Really, to write an autobiography, all I'd have to do is sit down and start describing my life, the way I see it.   I'm telling you that I could do that without much trouble.  But why would I want to do that?

That leads me to the question: Why do people write autobiographies?  I've often wondered that.

The most logical answer to this question I can think of is: People write autobiographies because they want the information about their life on earth to be preserved after their death.  Why else would they go to the trouble of writing so many boring details about their life?

Even more, people write autobiographies because they're afraid the information about their lives will be forgotten after their death.  I won't even ask the question: Why does it matter to your dead corpse whether or not people talk about you while you're turning into worm food?  But I will ask the question: Why are people afraid the information about their lives will be forgotten?
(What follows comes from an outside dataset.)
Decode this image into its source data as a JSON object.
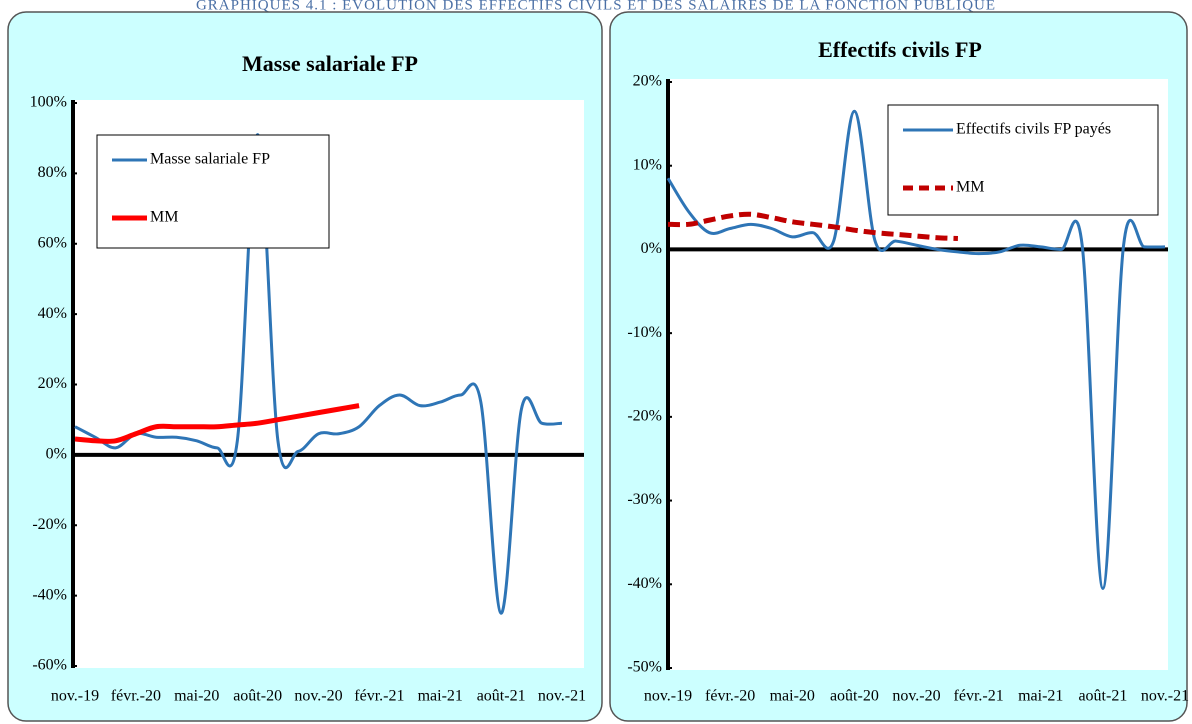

The most logical answer to this question (that I can think of) is: People are afraid information about their lives will be forgotten because they weren't important enough; because their actions were too insignificant to be worth mentioning again.  So, people write autobiographies just in case the generations after them aren't naturally inclined to mention their name, and their actions again.  

But if someone happens upon a paperback book at a yard sale 200 years from now, they can read about... what was his name?  I can't remember his name but... what did he do?  I can't remember that either, but I'll sell you this paperback autobiography for $5.00 (let's add a few bucks for inflation 200 years for now).

It seems to me that either you will be remembered, or you won't.  No one will want to read your boring autobiography if you weren't important enough to be remembered.  If you were important enough to be remembered, someone might read the first few pages of your autobiography before they realize that it's incredibly boring, at which point they'll read your biography, written by a much better author than yourself, who doesn't portray you as being the center of the universe, rather a fairly normal human being who had an interesting life.

My question, to anyone who'd like to respond, is why would you write an autobiography?


----------



## Spudley (Jul 23, 2004)

I think the reason most people write autobiographies is because they're famous and they want to make a bit more money out of their fame.

Seriously, they're the only true autobiographies that tend to actually sell, as far as I can see.

A lot of people write "semi-autobiographical novels", which are centered around events that may actually have happened, but with the freedom of calling it fiction, so they can change any details to improve the story, or whatever other reason. I don't really see any difference between these and writing any other fiction, in terms of how you'd approach researching for it.

If you can remember in perfect detail all the interesting events that happened during your life, then you'll be able to get away without doing any research. But if not, I'd say it's probably a good idea to do some.


----------